Going back in history, to a dark time in Argentina’s recent past, on the memorable day July 4, 1976, three Pallottine priests and two seminarians at San Patricio church in Buenos Aires were slain during the height of Argentina’s “Dirty War.” Two months earlier, in May 1976, those two outspoken Jesuit priests were kidnapped, while Bergoglio was head of the Jesuits of Argentina. Leftists and reformers were often victims of torture and horrific deaths – sometimes being thrown out of airplanes high over the South Atlantic. Reportedly Bergoglio’s two priests survived.

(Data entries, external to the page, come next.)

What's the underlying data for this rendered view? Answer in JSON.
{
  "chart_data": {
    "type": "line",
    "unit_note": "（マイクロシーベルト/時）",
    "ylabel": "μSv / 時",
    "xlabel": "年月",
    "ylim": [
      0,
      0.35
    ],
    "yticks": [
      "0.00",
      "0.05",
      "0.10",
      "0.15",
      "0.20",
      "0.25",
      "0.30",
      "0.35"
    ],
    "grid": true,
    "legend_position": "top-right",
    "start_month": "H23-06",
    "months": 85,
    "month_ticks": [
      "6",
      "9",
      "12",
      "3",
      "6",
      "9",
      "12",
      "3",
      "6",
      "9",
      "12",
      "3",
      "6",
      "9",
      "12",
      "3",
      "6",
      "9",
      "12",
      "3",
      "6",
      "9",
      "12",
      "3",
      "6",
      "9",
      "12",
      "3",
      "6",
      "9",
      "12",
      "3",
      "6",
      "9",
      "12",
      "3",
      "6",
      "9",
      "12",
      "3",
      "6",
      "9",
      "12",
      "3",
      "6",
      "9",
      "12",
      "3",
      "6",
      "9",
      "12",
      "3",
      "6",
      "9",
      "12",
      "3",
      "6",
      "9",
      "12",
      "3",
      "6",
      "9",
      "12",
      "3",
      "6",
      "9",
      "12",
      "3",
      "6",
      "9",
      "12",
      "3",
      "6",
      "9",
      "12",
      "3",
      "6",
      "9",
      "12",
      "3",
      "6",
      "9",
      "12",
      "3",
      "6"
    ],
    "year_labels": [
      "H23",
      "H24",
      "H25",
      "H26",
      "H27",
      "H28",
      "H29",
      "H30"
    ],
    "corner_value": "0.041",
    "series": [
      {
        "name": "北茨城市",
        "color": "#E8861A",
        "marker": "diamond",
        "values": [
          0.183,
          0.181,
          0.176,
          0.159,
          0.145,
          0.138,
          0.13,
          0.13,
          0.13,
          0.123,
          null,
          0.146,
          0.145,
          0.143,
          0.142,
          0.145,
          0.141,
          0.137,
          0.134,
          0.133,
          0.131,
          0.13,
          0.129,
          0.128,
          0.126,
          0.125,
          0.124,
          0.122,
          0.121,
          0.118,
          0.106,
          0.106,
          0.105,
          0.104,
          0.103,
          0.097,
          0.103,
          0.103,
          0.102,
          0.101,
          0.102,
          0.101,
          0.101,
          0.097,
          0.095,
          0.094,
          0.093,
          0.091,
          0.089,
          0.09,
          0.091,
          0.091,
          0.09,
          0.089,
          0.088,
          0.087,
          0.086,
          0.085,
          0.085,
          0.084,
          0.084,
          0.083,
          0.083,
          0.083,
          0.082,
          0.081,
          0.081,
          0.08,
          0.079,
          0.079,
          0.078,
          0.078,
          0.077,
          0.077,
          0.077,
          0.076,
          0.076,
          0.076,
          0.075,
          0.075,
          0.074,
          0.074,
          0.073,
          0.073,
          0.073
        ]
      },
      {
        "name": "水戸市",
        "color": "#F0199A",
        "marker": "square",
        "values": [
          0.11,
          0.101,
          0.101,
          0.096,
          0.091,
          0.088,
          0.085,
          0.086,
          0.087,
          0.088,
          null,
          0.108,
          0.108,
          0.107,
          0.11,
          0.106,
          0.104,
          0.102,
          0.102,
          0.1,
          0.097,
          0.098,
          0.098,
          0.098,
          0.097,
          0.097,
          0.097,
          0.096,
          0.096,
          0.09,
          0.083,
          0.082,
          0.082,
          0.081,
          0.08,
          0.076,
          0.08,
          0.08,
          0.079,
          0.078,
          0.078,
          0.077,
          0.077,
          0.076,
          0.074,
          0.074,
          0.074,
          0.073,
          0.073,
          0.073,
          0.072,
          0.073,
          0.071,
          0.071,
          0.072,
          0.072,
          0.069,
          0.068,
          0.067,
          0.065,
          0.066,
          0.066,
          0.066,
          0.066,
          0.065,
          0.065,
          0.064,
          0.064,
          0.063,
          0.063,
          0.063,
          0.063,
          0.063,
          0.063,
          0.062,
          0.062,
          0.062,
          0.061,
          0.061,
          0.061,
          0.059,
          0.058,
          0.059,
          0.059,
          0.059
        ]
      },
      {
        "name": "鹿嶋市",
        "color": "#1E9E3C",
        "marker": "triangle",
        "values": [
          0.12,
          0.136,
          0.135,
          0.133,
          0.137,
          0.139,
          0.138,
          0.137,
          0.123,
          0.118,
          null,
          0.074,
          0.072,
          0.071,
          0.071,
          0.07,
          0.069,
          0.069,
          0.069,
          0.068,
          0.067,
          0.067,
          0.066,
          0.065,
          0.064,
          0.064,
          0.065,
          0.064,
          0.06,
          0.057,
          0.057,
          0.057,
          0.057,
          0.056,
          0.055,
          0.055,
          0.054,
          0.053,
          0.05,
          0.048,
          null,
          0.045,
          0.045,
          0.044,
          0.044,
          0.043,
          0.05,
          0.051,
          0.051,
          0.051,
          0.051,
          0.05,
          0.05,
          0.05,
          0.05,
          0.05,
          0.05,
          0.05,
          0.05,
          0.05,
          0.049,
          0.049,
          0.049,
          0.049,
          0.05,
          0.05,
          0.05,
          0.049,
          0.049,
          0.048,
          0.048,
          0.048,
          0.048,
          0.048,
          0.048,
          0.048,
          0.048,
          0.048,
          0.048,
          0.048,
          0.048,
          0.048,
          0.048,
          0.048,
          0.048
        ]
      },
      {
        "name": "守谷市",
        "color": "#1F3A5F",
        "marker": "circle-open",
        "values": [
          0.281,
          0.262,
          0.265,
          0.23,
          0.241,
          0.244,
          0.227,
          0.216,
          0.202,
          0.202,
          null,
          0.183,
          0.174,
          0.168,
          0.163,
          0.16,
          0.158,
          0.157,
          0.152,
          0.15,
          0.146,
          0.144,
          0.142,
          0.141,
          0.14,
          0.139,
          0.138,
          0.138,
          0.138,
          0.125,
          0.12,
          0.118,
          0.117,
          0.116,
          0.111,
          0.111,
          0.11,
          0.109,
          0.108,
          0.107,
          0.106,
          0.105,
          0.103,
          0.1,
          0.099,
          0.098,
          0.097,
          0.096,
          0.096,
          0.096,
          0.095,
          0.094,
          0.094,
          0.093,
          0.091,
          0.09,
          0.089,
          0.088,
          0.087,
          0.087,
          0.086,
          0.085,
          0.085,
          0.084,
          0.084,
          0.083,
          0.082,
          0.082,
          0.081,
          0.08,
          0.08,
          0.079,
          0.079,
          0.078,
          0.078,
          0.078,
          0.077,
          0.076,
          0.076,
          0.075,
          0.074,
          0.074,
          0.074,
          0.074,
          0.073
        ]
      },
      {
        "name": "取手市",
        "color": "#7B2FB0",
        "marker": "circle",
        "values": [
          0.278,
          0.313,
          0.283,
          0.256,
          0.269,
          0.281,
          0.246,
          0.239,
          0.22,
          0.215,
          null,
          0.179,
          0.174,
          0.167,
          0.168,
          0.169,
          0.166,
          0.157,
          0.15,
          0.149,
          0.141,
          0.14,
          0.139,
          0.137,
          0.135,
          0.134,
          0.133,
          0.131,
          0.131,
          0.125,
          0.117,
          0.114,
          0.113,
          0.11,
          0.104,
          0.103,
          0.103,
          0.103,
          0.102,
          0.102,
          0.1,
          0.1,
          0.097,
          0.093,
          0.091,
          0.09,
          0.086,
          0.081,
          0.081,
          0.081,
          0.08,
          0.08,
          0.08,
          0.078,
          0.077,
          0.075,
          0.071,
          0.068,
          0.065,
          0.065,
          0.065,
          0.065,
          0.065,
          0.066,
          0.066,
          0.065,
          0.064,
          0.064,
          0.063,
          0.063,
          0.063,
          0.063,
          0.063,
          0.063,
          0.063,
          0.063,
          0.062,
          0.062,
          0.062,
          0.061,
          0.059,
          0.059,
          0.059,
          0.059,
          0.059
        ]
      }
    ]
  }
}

We note that because, according to Wikipedia entry on Pope Francis that “on April 15, 2005, a human rights lawyer filed a criminal complaint against Bergoglio, as superior in the Society of Jesus of Argentina, accusing him of involvement in the kidnapping by the Navy in May 1976 (during the military dictatorship) of two Jesuit priests, whom he, as superior of the Society of Jesus of Argentina in 1976, had asked to leave their pastoral work following conflict within the Society over how to respond to the new military dictatorship, with some priests advocating a violent overthrow. Bergoglio’s spokesman flatly denied the allegations.”

A few months after that accusation, Archbishop Bergoglio called for those killed by the brutal right-wing military junta in the 1976 San Patricio church massacre, to be beatified. But many believe that was a cynical decision in order to take the heat of himself a few months after that suit was filed. Some say the beatification announcement was Bergoglio’s effort to “whitewash his personal history,” as noted by the Chicago Tribune.

In recent years the Roman Catholic Church in Argentina has “acknowledged its failure to challenge the military’s anti-leftist repression” between 1976 and 1983. And while there were 30,000 desaparecidos – the disappeared – the Church was “scandalously and sinfully close to the dictatorship.” The Church in Argentina has offered half-baked apologies for its role but as human-rights activists have said, those apologies were “more cosmetic than anything else.”

Of course the Argentine Church’s admiration of Nazis and fascists is well-documented, via the “Ratlines” which were a system of escape routes for Nazis and other fascists fleeing Europe at the end of WWII. After all, Argentine Bishop Antonio Caggiano offered Argentina as a refuge for European war criminals who were hiding in Rome.

And while Catholics cheer for their new pope, a seemingly humble man from the Southern Hemisphere, will Pope Francis come clean about his role in the Church during the horrific years of Argentina’s Dirty War?